Prior to the 2012 season the Patriots rewarded Hernandez with a $40 million contract extension that included a $12.5 million signing bonus, the largest for a tight end in league history. To Patriots fans it must have seemed that the high-risk draft choice had finally left his troubled past and shady Bristol friends behind.
Less than one year later those fans would learn that happy image was an illusion. Rather than extricating himself from the clutches of his hometown gangsters he embraced them. Rather than leave his days of drug use behind he began getting high on a daily basis. On June 17, 2013, 27-year old Odin Lloyd was gunned down in an industrial area of North Attleborough, not far from Hernandez’s home. A semi-pro football player, Lloyd had been dating the sister of Hernandez’s fiancée, and had been seen partying with the star receiver. The next day police searched Hernandez’s home. A week later he was taken into custody, and less than two hours later the Patriots terminated his contract.
At the time team owner Robert Kraft said that he had been “duped” by Hernandez. But in truth Kraft and the rest of New England’s management had deluded themselves by thinking they could change or control Hernandez, something that thirty-one other teams had concluded was far too risky.

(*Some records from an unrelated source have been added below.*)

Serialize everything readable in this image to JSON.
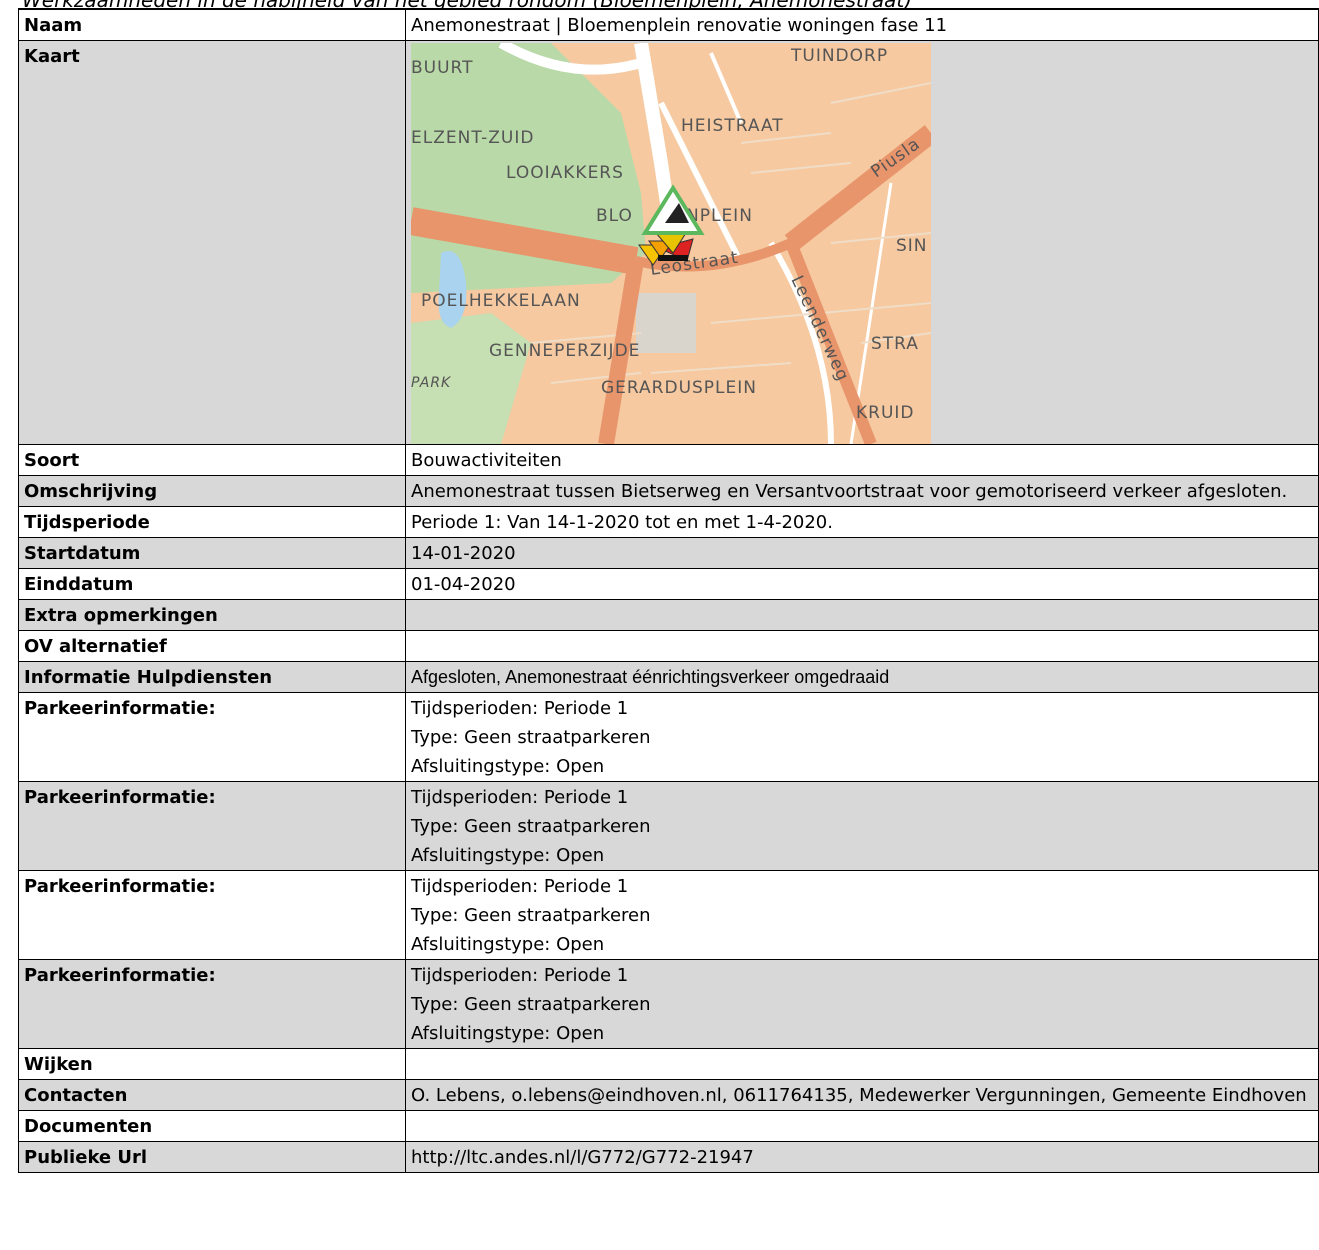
{
  "cut_header": "Werkzaamheden in de nabijheid van het gebied rondom (Bloemenplein, Anemonestraat)",
  "rows": {
    "naam": {
      "label": "Naam",
      "value": "Anemonestraat | Bloemenplein renovatie woningen fase 11"
    },
    "kaart": {
      "label": "Kaart",
      "map_labels": [
        "BUURT",
        "TUINDORP",
        "ELZENT-ZUID",
        "HEISTRAAT",
        "LOOIAKKERS",
        "Piusla",
        "BLO",
        "NPLEIN",
        "SIN",
        "Leostraat",
        "POELHEKKELAAN",
        "Leenderweg",
        "STRA",
        "GENNEPERZIJDE",
        "PARK",
        "GERARDUSPLEIN",
        "KRUID"
      ]
    },
    "soort": {
      "label": "Soort",
      "value": "Bouwactiviteiten"
    },
    "omschrijving": {
      "label": "Omschrijving",
      "value": "Anemonestraat tussen Bietserweg en Versantvoortstraat voor gemotoriseerd verkeer afgesloten."
    },
    "tijdsperiode": {
      "label": "Tijdsperiode",
      "value": "Periode 1: Van 14-1-2020 tot en met 1-4-2020."
    },
    "startdatum": {
      "label": "Startdatum",
      "value": "14-01-2020"
    },
    "einddatum": {
      "label": "Einddatum",
      "value": "01-04-2020"
    },
    "extra": {
      "label": "Extra opmerkingen",
      "value": ""
    },
    "ov": {
      "label": "OV alternatief",
      "value": ""
    },
    "hulpdiensten": {
      "label": "Informatie Hulpdiensten",
      "value": "Afgesloten, Anemonestraat éénrichtingsverkeer omgedraaid"
    },
    "parkeer": [
      {
        "label": "Parkeerinformatie:",
        "l1": "Tijdsperioden: Periode 1",
        "l2": "Type: Geen straatparkeren",
        "l3": "Afsluitingstype: Open"
      },
      {
        "label": "Parkeerinformatie:",
        "l1": "Tijdsperioden: Periode 1",
        "l2": "Type: Geen straatparkeren",
        "l3": "Afsluitingstype: Open"
      },
      {
        "label": "Parkeerinformatie:",
        "l1": "Tijdsperioden: Periode 1",
        "l2": "Type: Geen straatparkeren",
        "l3": "Afsluitingstype: Open"
      },
      {
        "label": "Parkeerinformatie:",
        "l1": "Tijdsperioden: Periode 1",
        "l2": "Type: Geen straatparkeren",
        "l3": "Afsluitingstype: Open"
      }
    ],
    "wijken": {
      "label": "Wijken",
      "value": ""
    },
    "contacten": {
      "label": "Contacten",
      "value": "O. Lebens, o.lebens@eindhoven.nl, 0611764135, Medewerker Vergunningen, Gemeente Eindhoven"
    },
    "documenten": {
      "label": "Documenten",
      "value": ""
    },
    "url": {
      "label": "Publieke Url",
      "value": "http://ltc.andes.nl/l/G772/G772-21947"
    }
  },
  "colors": {
    "row_alt": "#d8d8d8",
    "map_land": "#f6c9a0",
    "map_road": "#e8956b",
    "map_green": "#b9d9a8",
    "map_water": "#a9d3ee"
  }
}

It took more than a year and a half for the case to come to trial, and more than two months for the prosecution and defense to complete their offerings to the jury. After substantial evidence placing Hernandez at the murder scene was admitted, the defense in its closing conceded that he had been present, but only as an unwilling witness to Lloyd’s execution-style killing. Although much of the prosecution’s case was circumstantial and despite the murder weapon never being uncovered, Hernandez was convicted of first degree murder and sentenced to life without parole.

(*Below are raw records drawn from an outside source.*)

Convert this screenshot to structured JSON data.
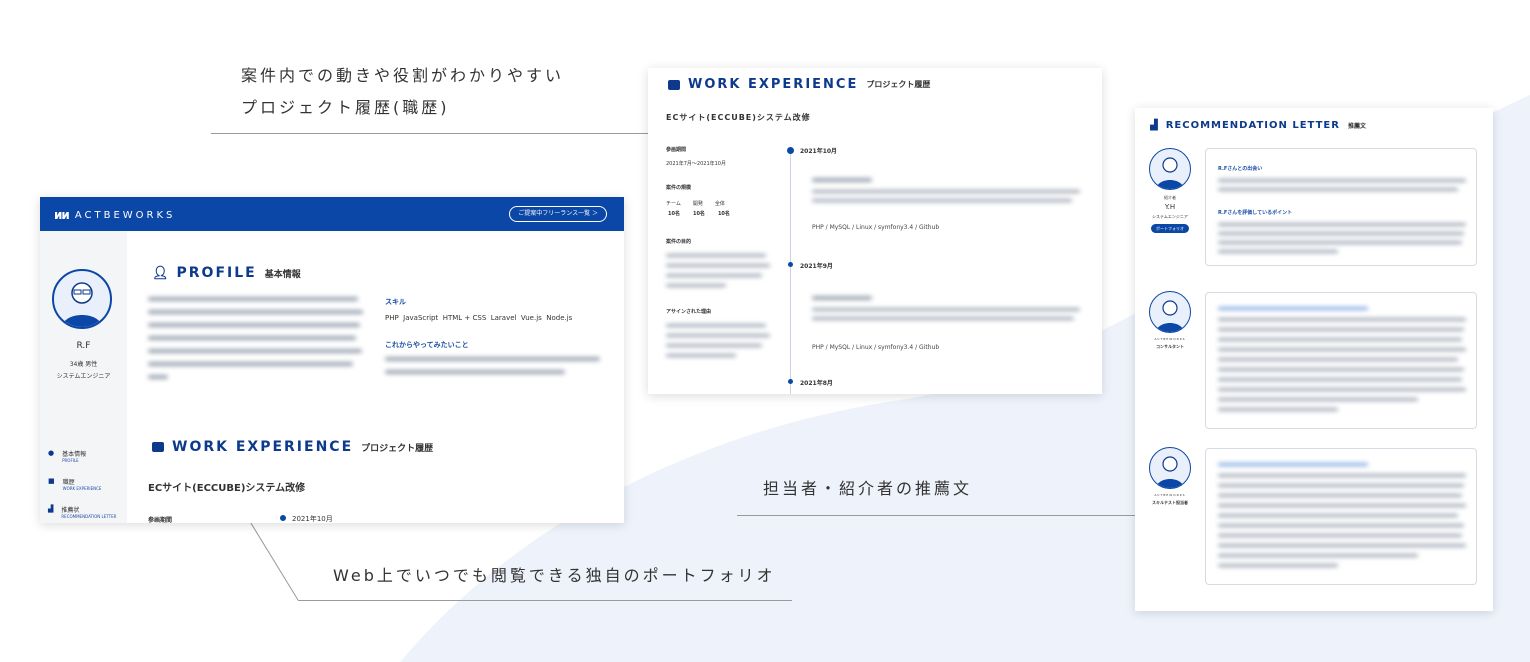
{
  "captions": {
    "top_line1": "案件内での動きや役割がわかりやすい",
    "top_line2": "プロジェクト履歴(職歴)",
    "middle": "担当者・紹介者の推薦文",
    "bottom": "Web上でいつでも閲覧できる独自のポートフォリオ"
  },
  "colors": {
    "brand": "#0b47a6",
    "navy": "#0d3a8c",
    "background_shape": "#eef3fb"
  },
  "profile_card": {
    "logo": "ACTBEWORKS",
    "header_button": "ご提案中フリーランス一覧 ＞",
    "user_name": "R.F",
    "user_meta": "34歳 男性",
    "user_role": "システムエンジニア",
    "menu": [
      {
        "label": "基本情報",
        "sub": "PROFILE",
        "icon": "person-icon"
      },
      {
        "label": "職歴",
        "sub": "WORK EXPERIENCE",
        "icon": "briefcase-icon"
      },
      {
        "label": "推薦状",
        "sub": "RECOMMENDATION LETTER",
        "icon": "chart-icon"
      }
    ],
    "profile_title": "PROFILE",
    "profile_subtitle": "基本情報",
    "skills_label": "スキル",
    "skills": "PHP  JavaScript  HTML + CSS  Laravel  Vue.js  Node.js",
    "future_label": "これからやってみたいこと",
    "work_title": "WORK EXPERIENCE",
    "work_subtitle": "プロジェクト履歴",
    "project_name": "ECサイト(ECCUBE)システム改修",
    "period_label": "参画期間",
    "timeline_date": "2021年10月"
  },
  "work_card": {
    "title": "WORK EXPERIENCE",
    "subtitle": "プロジェクト履歴",
    "project_name": "ECサイト(ECCUBE)システム改修",
    "period_label": "参画期間",
    "period_value": "2021年7月～2021年10月",
    "scale_label": "案件の規模",
    "scale_headers": [
      "チーム",
      "開発",
      "全体"
    ],
    "scale_values": [
      "10名",
      "10名",
      "10名"
    ],
    "purpose_label": "案件の目的",
    "reason_label": "アサインされた理由",
    "timeline": [
      {
        "date": "2021年10月",
        "tech": "PHP / MySQL / Linux / symfony3.4 / Github"
      },
      {
        "date": "2021年9月",
        "tech": "PHP / MySQL / Linux / symfony3.4 / Github"
      },
      {
        "date": "2021年8月",
        "tech": ""
      }
    ]
  },
  "letter_card": {
    "title": "RECOMMENDATION LETTER",
    "subtitle": "推薦文",
    "recommenders": [
      {
        "small": "紹介者",
        "name": "Y.H",
        "role": "システムエンジニア",
        "badge": "ポートフォリオ",
        "heading1": "R.Fさんとの出会い",
        "heading2": "R.Fさんを評価しているポイント"
      },
      {
        "small": "ACTBEWORKS",
        "name": "",
        "role": "コンサルタント",
        "badge": "",
        "heading1": "",
        "heading2": ""
      },
      {
        "small": "ACTBEWORKS",
        "name": "",
        "role": "スキルテスト担当者",
        "badge": "",
        "heading1": "",
        "heading2": ""
      }
    ]
  }
}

At the same time Boston authorities were investigating the 2012 double murder of Daniel de Abreu and Safiro Furtado, two Cape Verdean immigrants who had been seen arguing with Hernandez and his group at a club shortly before someone opened fire on their car in the streets of Dorchester. Just a month after his conviction in the Lloyd case, Hernandez was indicted for murdering de Abreu and Furtado.

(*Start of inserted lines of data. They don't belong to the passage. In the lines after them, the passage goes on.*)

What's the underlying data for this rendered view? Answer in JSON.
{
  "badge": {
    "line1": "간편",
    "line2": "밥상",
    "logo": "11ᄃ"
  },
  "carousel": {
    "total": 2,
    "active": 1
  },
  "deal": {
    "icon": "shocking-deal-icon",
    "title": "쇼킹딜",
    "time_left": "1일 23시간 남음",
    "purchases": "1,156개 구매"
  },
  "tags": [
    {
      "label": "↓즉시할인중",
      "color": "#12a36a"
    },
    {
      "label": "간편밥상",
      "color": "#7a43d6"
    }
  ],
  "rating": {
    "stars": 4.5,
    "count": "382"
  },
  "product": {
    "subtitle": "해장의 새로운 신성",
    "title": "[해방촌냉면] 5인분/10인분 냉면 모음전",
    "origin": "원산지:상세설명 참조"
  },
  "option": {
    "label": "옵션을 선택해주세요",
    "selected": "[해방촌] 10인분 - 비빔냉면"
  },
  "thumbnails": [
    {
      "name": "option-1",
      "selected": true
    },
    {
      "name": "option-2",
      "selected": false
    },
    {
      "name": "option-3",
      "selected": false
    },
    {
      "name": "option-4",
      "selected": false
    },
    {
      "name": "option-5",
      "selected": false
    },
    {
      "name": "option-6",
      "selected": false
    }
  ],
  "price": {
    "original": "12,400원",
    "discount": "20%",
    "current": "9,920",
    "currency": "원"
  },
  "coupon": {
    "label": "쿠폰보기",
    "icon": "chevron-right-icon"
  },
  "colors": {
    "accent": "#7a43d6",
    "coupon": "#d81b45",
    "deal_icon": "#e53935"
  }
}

The five week trial in that case started at the beginning of March. The key witness was a former Hernandez associate with a lengthy criminal record who testified under a grant of immunity. Defense attorney Jose Baez attacked the witness, Alexander Bradley, as a liar and a “parasite.” In the end the jury acquitted Hernandez of first degree murder, but found him guilty of illegal possession of the firearm that was the murder weapon. The mixed verdict suggested to many that with premeditated murder their only option the jurors simply couldn’t get past the reasonable doubt standard that protects every criminal defendant. Less than a week after hearing the words “not guilty” in court, Hernandez took his own life as Tuesday night gave way to Wednesday morning.
From the “Rocky” franchise to “Rudy” and “The Blind Side” and even “Tin Cup,” Hollywood loves to make movies about the redemptive power of sports; tales of how our games allow athletes to overcome adversity or personal demons. But real life is more complicated, and in the real life story of Aaron Hernandez there is no redemption. Since his conviction in the Lloyd murder was still under appeal and thus technically not final, Massachusetts law allows it to be vacated. If that happens Hernandez will be no less dead, but he will have died innocent in the eyes of the law. Innocent like the three victims for whom there will now never be justice. Only death and grieving families, and the body of an athlete who threw away his promise, hanging by a bed sheet in a jail cell in the darkest hour of the night.